Once again, I'm sure it's reviewed elsewhere; but' me being me, here is my take on Shazam: This movie had more than its' share of laughs; but, it wasn't a straight up comedy. Yes, it was funny; but, in a very real sense. Where else do you get to experience what its' like to be a teen-ager that suddenly finds himself with superpowers (even if you're not sure what they are?)? Of course, you do what a fifteen year old boy would do. Even so, the ever pervading "pure of heart" question looms. This Billy Batson is by no means a saint. He is a fifteen year old boy. But yet, his intentions are indeed, pure. I believe this plays out in the end, bringing laughter along the way. More important than the made me smile. In other words, on some level, I could relate. On some level, I was fifteen again.
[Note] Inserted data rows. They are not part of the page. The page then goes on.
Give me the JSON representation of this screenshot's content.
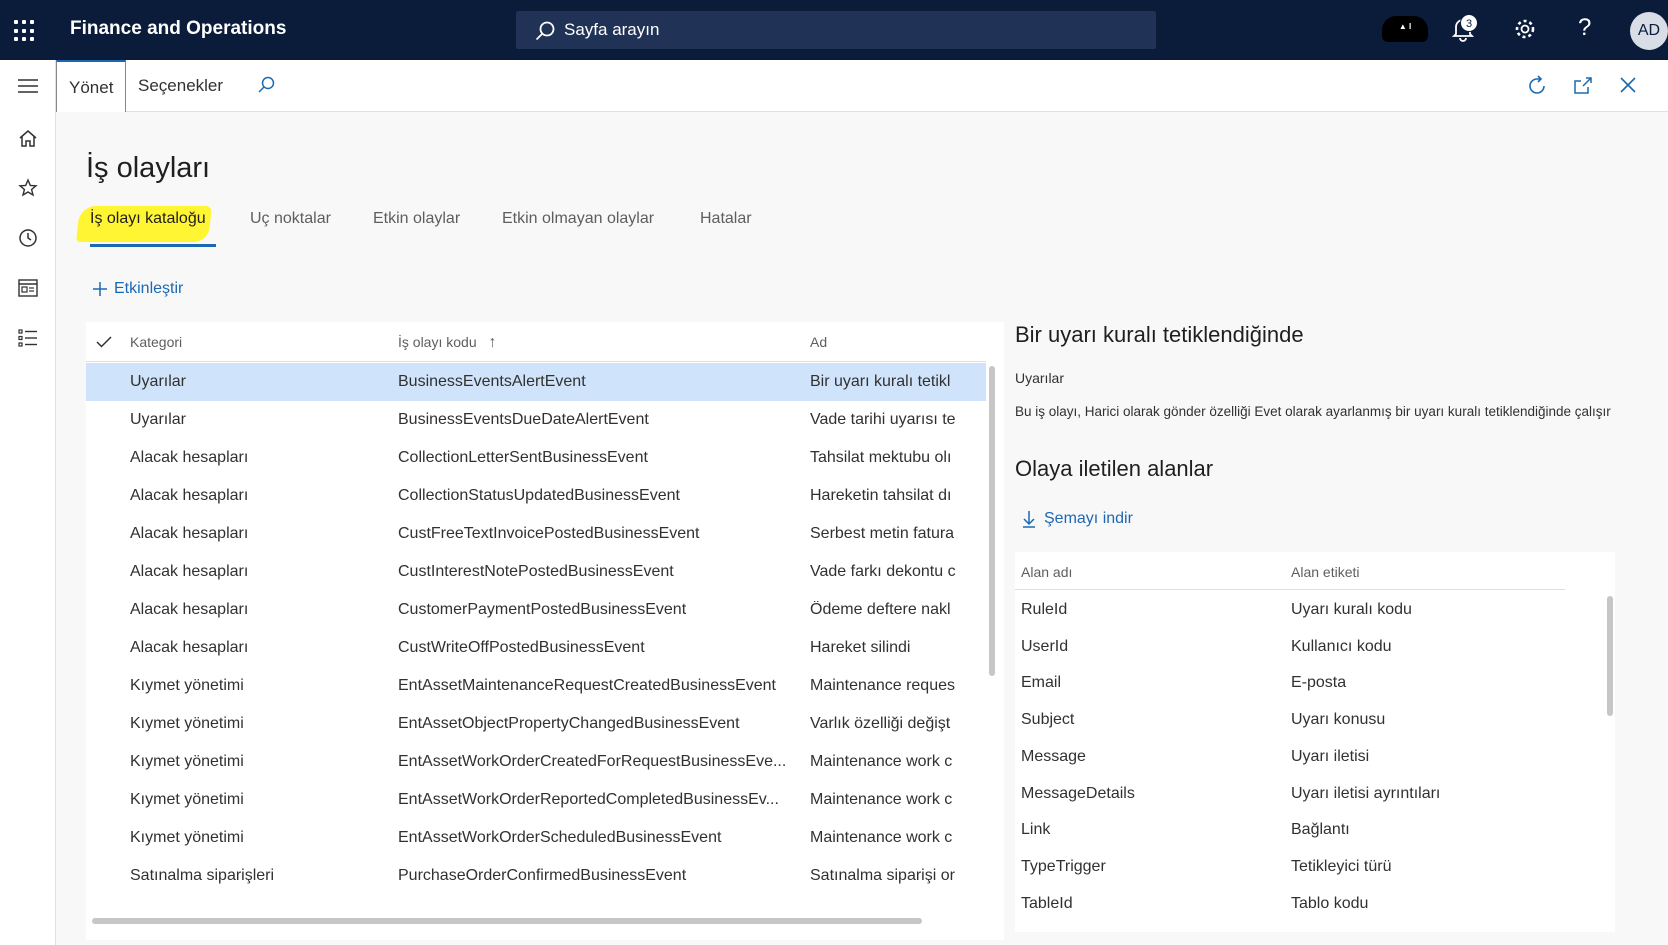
{
  "topbar": {
    "app_title": "Finance and Operations",
    "search_placeholder": "Sayfa arayın",
    "notification_count": "3",
    "help_label": "?",
    "avatar_initials": "AD"
  },
  "actionbar": {
    "tabs": [
      {
        "label": "Yönet"
      },
      {
        "label": "Seçenekler"
      }
    ]
  },
  "page": {
    "title": "İş olayları",
    "tabs": [
      {
        "label": "İş olayı kataloğu"
      },
      {
        "label": "Uç noktalar"
      },
      {
        "label": "Etkin olaylar"
      },
      {
        "label": "Etkin olmayan olaylar"
      },
      {
        "label": "Hatalar"
      }
    ],
    "activate_label": "Etkinleştir"
  },
  "grid": {
    "columns": [
      "Kategori",
      "İş olayı kodu",
      "Ad"
    ],
    "sort_indicator": "↑",
    "rows": [
      {
        "category": "Uyarılar",
        "code": "BusinessEventsAlertEvent",
        "name": "Bir uyarı kuralı tetikl"
      },
      {
        "category": "Uyarılar",
        "code": "BusinessEventsDueDateAlertEvent",
        "name": "Vade tarihi uyarısı te"
      },
      {
        "category": "Alacak hesapları",
        "code": "CollectionLetterSentBusinessEvent",
        "name": "Tahsilat mektubu olı"
      },
      {
        "category": "Alacak hesapları",
        "code": "CollectionStatusUpdatedBusinessEvent",
        "name": "Hareketin tahsilat dı"
      },
      {
        "category": "Alacak hesapları",
        "code": "CustFreeTextInvoicePostedBusinessEvent",
        "name": "Serbest metin fatura"
      },
      {
        "category": "Alacak hesapları",
        "code": "CustInterestNotePostedBusinessEvent",
        "name": "Vade farkı dekontu c"
      },
      {
        "category": "Alacak hesapları",
        "code": "CustomerPaymentPostedBusinessEvent",
        "name": "Ödeme deftere nakl"
      },
      {
        "category": "Alacak hesapları",
        "code": "CustWriteOffPostedBusinessEvent",
        "name": "Hareket silindi"
      },
      {
        "category": "Kıymet yönetimi",
        "code": "EntAssetMaintenanceRequestCreatedBusinessEvent",
        "name": "Maintenance reques"
      },
      {
        "category": "Kıymet yönetimi",
        "code": "EntAssetObjectPropertyChangedBusinessEvent",
        "name": "Varlık özelliği değişt"
      },
      {
        "category": "Kıymet yönetimi",
        "code": "EntAssetWorkOrderCreatedForRequestBusinessEve...",
        "name": "Maintenance work c"
      },
      {
        "category": "Kıymet yönetimi",
        "code": "EntAssetWorkOrderReportedCompletedBusinessEv...",
        "name": "Maintenance work c"
      },
      {
        "category": "Kıymet yönetimi",
        "code": "EntAssetWorkOrderScheduledBusinessEvent",
        "name": "Maintenance work c"
      },
      {
        "category": "Satınalma siparişleri",
        "code": "PurchaseOrderConfirmedBusinessEvent",
        "name": "Satınalma siparişi or"
      }
    ]
  },
  "detail": {
    "title": "Bir uyarı kuralı tetiklendiğinde",
    "category": "Uyarılar",
    "description": "Bu iş olayı, Harici olarak gönder özelliği Evet olarak ayarlanmış bir uyarı kuralı tetiklendiğinde çalışır",
    "fields_title": "Olaya iletilen alanlar",
    "download_label": "Şemayı indir",
    "field_columns": [
      "Alan adı",
      "Alan etiketi"
    ],
    "fields": [
      {
        "name": "RuleId",
        "label": "Uyarı kuralı kodu"
      },
      {
        "name": "UserId",
        "label": "Kullanıcı kodu"
      },
      {
        "name": "Email",
        "label": "E-posta"
      },
      {
        "name": "Subject",
        "label": "Uyarı konusu"
      },
      {
        "name": "Message",
        "label": "Uyarı iletisi"
      },
      {
        "name": "MessageDetails",
        "label": "Uyarı iletisi ayrıntıları"
      },
      {
        "name": "Link",
        "label": "Bağlantı"
      },
      {
        "name": "TypeTrigger",
        "label": "Tetikleyici türü"
      },
      {
        "name": "TableId",
        "label": "Tablo kodu"
      }
    ]
  },
  "colors": {
    "topbar_bg": "#0b1c3b",
    "accent": "#1c68b3",
    "selected_row": "#cfe4fa",
    "highlight": "#fff533"
  }
}
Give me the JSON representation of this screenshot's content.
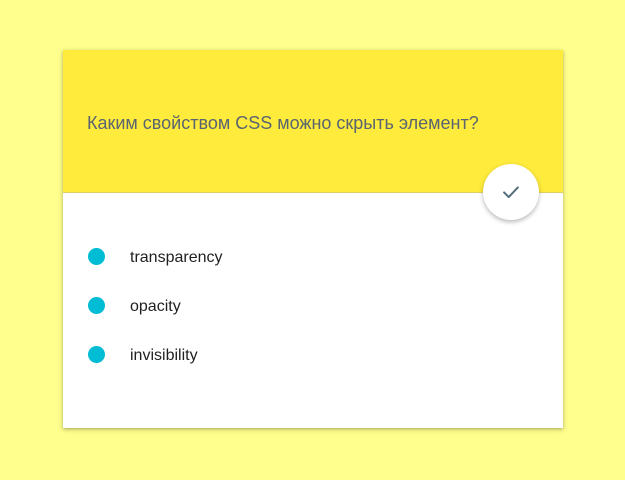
{
  "quiz": {
    "question": "Каким свойством CSS можно скрыть элемент?",
    "submit_icon": "check-icon",
    "options": [
      {
        "label": "transparency"
      },
      {
        "label": "opacity"
      },
      {
        "label": "invisibility"
      }
    ]
  },
  "colors": {
    "page_background": "#ffff8d",
    "header_background": "#ffeb3b",
    "option_marker": "#00bcd4",
    "question_text": "#5a6470",
    "check_icon": "#546e7a"
  }
}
Now, if you are a comic book purist, you may be somewhat disappointed. First off,  Sivanna, is less a scientist than he is a would be sorcerer (although, this is not entirely out of character). True, he is referred to as "Doctor", leading one to believe he does possess the credentials (likely in psychology,  by what I can see); but, he's definitely more obsessed with the supernatural than fans may be accustomed to. All in all, this is not an issue for me. I found it to be a good portrayal, over all. Don't let this ruin it for you. The dynamic between Billy and Sivanna is properly established. That's good enough for me. Second, Mary (Batson) is not established as Mary Batson (she's just "Mary"). Again, don't let this ruin it for you (the character holds her own, sister or not. Heck, she may very well be a Batson. We may not know it yet). There are several other deviations from tradition. None take away from the story.

If you enjoy the character, you'll enjoy this film. It captures the essence of the character, in a current fashion. Without question, I want a sequel (which is more than I can say for DC's other contributions to cinema, in general).